In Australia in 2013, United’s security team had to plead with a nightclub owner to allow players to hide inside after then-manager David Moyes took the team for a beach walk without realizing they would be assaulted by fans. A United source said: “David did this with Everton on a previous trip.” “But despite his warning that it would be different with United, he took out the players. It was a mess within 10 minutes.”
Tin Hag will be warned to avoid similar attempts to break the monotony of his players in Thailand and Australia as he discovers first-hand the unique pressure from a pre-season tour with one of the biggest clubs in the game, but it will be a demanding journey on and off the pitch. Preparing the team for the season is, after all, a priority.

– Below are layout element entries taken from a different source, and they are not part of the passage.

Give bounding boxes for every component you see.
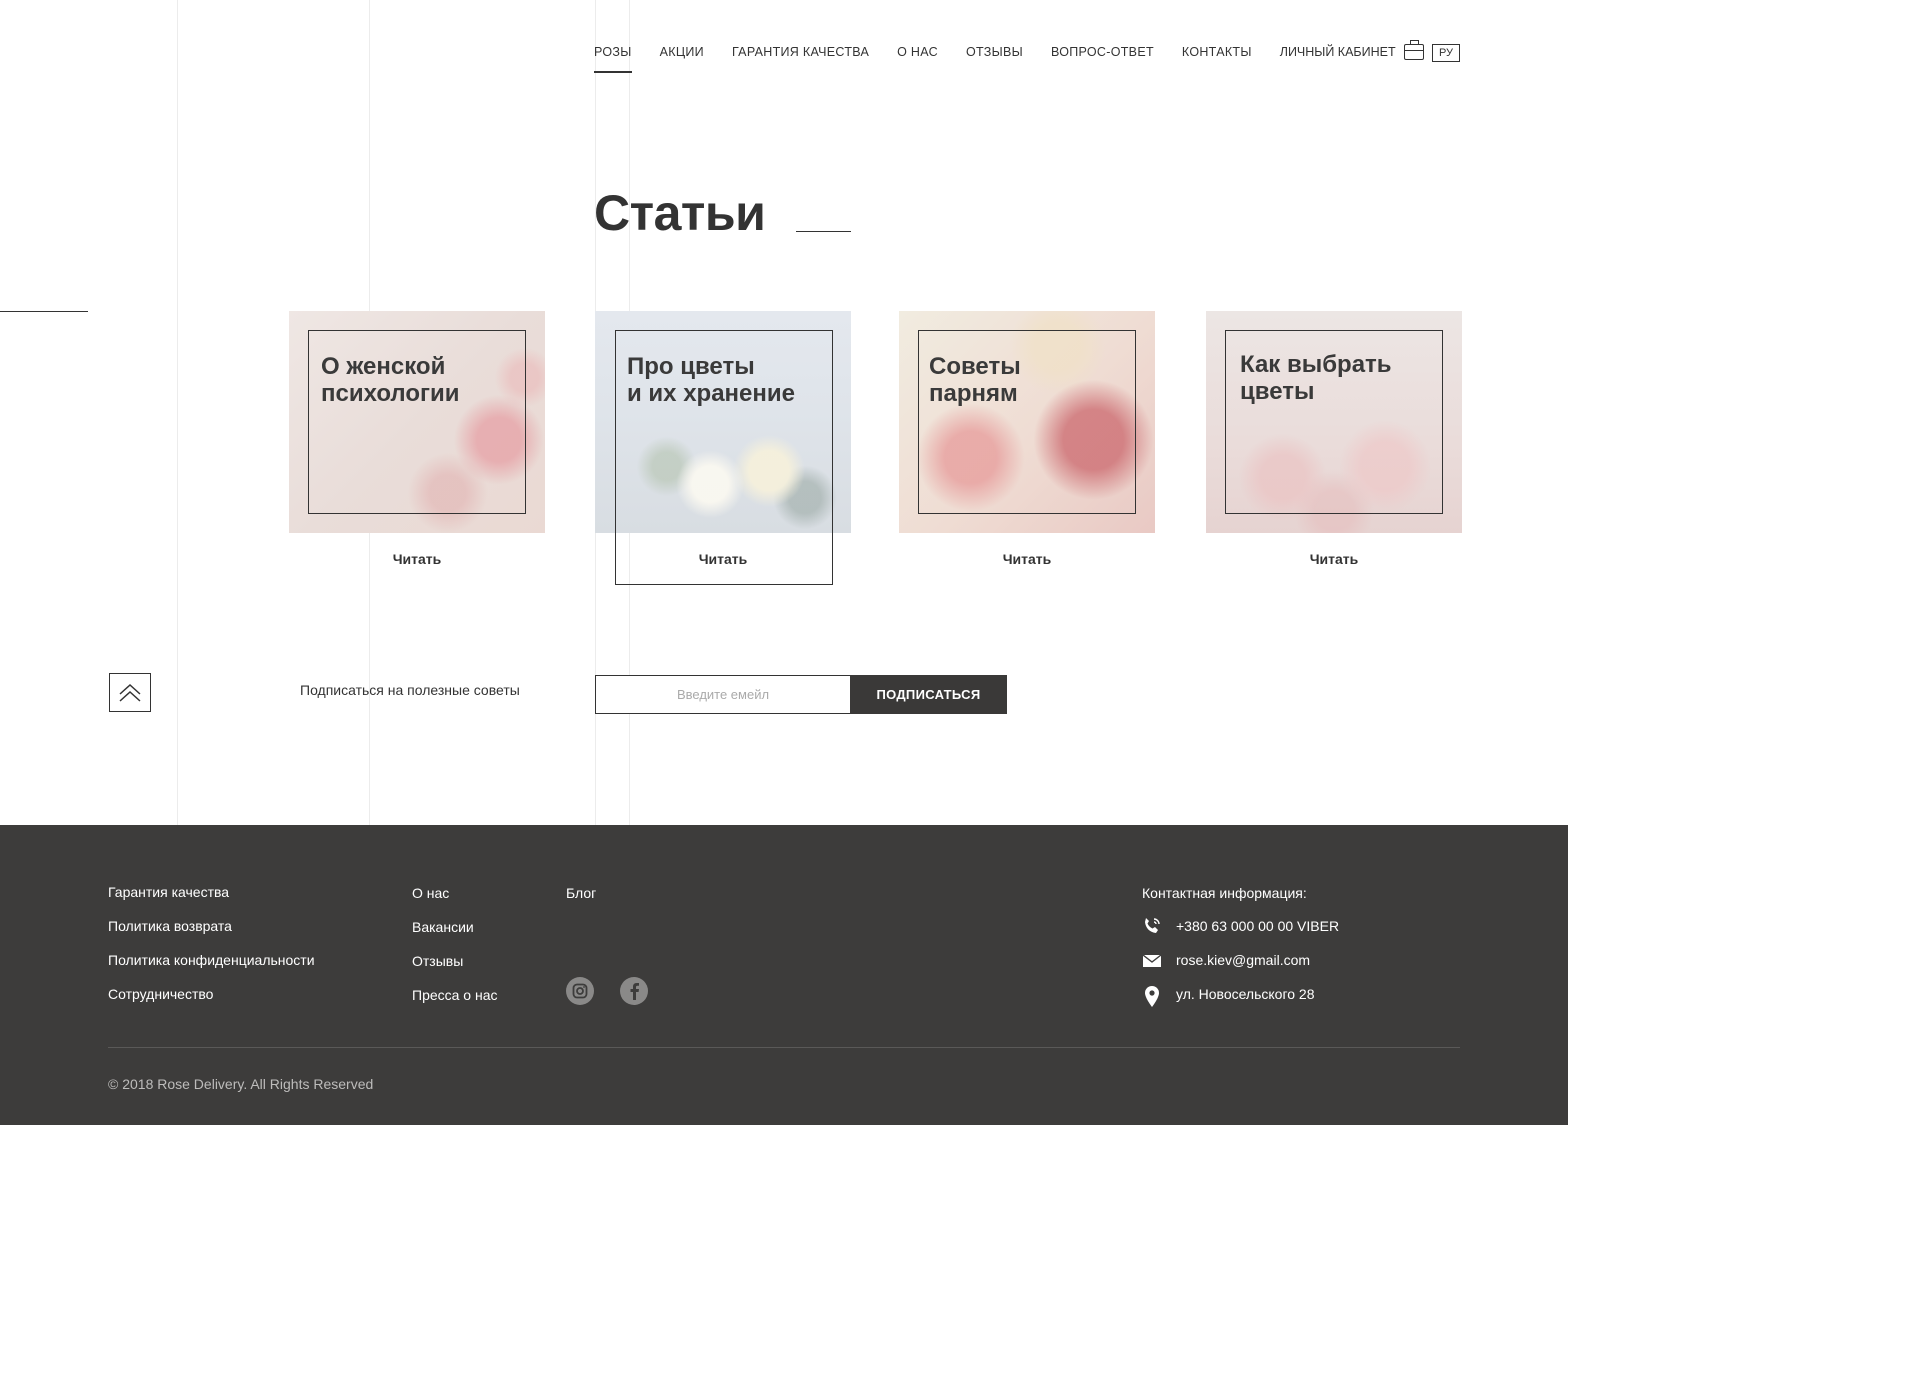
- footer-link-about[interactable]: О нас: [412, 885, 449, 901]
- footer-link-reviews[interactable]: Отзывы: [412, 953, 463, 969]
- guide-line: [177, 0, 178, 825]
- left-decor-line: [0, 311, 88, 312]
- cabinet-label: ЛИЧНЫЙ КАБИНЕТ: [1279, 45, 1396, 59]
- article-card-psychology[interactable]: О женской психологии: [289, 311, 545, 533]
- read-link[interactable]: Читать: [1206, 551, 1462, 567]
- read-link[interactable]: Читать: [899, 551, 1155, 567]
- facebook-icon[interactable]: [620, 977, 648, 1005]
- email-input[interactable]: [595, 675, 851, 714]
- nav-item-roses[interactable]: РОЗЫ: [594, 45, 632, 73]
- nav-item-faq[interactable]: ВОПРОС-ОТВЕТ: [1051, 45, 1154, 59]
- nav-item-contacts[interactable]: КОНТАКТЫ: [1182, 45, 1252, 59]
- copyright: © 2018 Rose Delivery. All Rights Reserve…: [108, 1076, 374, 1092]
- location-pin-icon: [1142, 985, 1162, 1009]
- nav-item-cabinet[interactable]: ЛИЧНЫЙ КАБИНЕТ: [1279, 40, 1424, 60]
- main-nav: РОЗЫ АКЦИИ ГАРАНТИЯ КАЧЕСТВА О НАС ОТЗЫВ…: [594, 40, 1424, 73]
- nav-item-reviews[interactable]: ОТЗЫВЫ: [966, 45, 1023, 59]
- article-title: Советы парням: [929, 353, 1021, 407]
- article-card-tips-guys[interactable]: Советы парням: [899, 311, 1155, 533]
- footer: Гарантия качества Политика возврата Поли…: [0, 825, 1568, 1125]
- title-underline: [796, 231, 851, 232]
- contact-email[interactable]: rose.kiev@gmail.com: [1176, 952, 1310, 968]
- article-title: Про цветы и их хранение: [627, 353, 795, 407]
- subscribe-button[interactable]: ПОДПИСАТЬСЯ: [850, 675, 1007, 714]
- subscribe-label: Подписаться на полезные советы: [300, 682, 520, 698]
- read-link[interactable]: Читать: [595, 551, 851, 567]
- contact-title: Контактная информация:: [1142, 885, 1307, 901]
- contact-phone[interactable]: +380 63 000 00 00 VIBER: [1176, 918, 1339, 934]
- nav-item-about[interactable]: О НАС: [897, 45, 938, 59]
- scroll-top-button[interactable]: [109, 673, 151, 712]
- footer-link-quality[interactable]: Гарантия качества: [108, 884, 229, 900]
- phone-icon: [1142, 916, 1162, 936]
- footer-link-privacy[interactable]: Политика конфиденциальности: [108, 952, 315, 968]
- nav-item-quality[interactable]: ГАРАНТИЯ КАЧЕСТВА: [732, 45, 869, 59]
- article-image: [595, 311, 851, 533]
- mail-icon: [1142, 951, 1162, 971]
- article-card-flowers-storage[interactable]: Про цветы и их хранение: [595, 311, 851, 533]
- briefcase-icon: [1403, 40, 1424, 60]
- footer-divider: [108, 1047, 1460, 1048]
- footer-link-vacancies[interactable]: Вакансии: [412, 919, 474, 935]
- footer-link-press[interactable]: Пресса о нас: [412, 987, 498, 1003]
- language-switcher[interactable]: РУ: [1432, 44, 1460, 62]
- footer-link-partnership[interactable]: Сотрудничество: [108, 986, 213, 1002]
- nav-item-promotions[interactable]: АКЦИИ: [660, 45, 704, 59]
- page-title: Статьи: [594, 185, 766, 241]
- article-title: О женской психологии: [321, 353, 460, 407]
- double-chevron-up-icon: [119, 683, 141, 702]
- instagram-icon[interactable]: [566, 977, 594, 1005]
- article-card-choose-flowers[interactable]: Как выбрать цветы: [1206, 311, 1462, 533]
- footer-link-blog[interactable]: Блог: [566, 885, 596, 901]
- contact-address: ул. Новосельского 28: [1176, 986, 1315, 1002]
- footer-link-returns[interactable]: Политика возврата: [108, 918, 232, 934]
- article-title: Как выбрать цветы: [1240, 351, 1392, 405]
- read-link[interactable]: Читать: [289, 551, 545, 567]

United chartered a Boeing 747 jumbo, with business class seats throughout, to take the team to Bangkok, but less than half of those on board shared the playing crew. the rest? Club executives and commercial team members who, after two years without an opportunity to benefit from the United brand due to the COVID-19 pandemic, will be tasked with taking every additional minute to boost revenue streams and, in particular, ensuring that United’s official financial services partner in Thailand (Yes , they have one) a lot of interest. Liverpool also enjoys regular income from Thailand thanks to its partnership with Chaokoh, a Thai coconut water brand.
For every player at one of the top clubs, the pre-season rounds are all the same: training, football, jet lag, working hours as a walking billboard. But those big contracts and transfer fees have to be paid, and clubs have to find a way. Players don’t like it, but it’s a price they simply have to pay.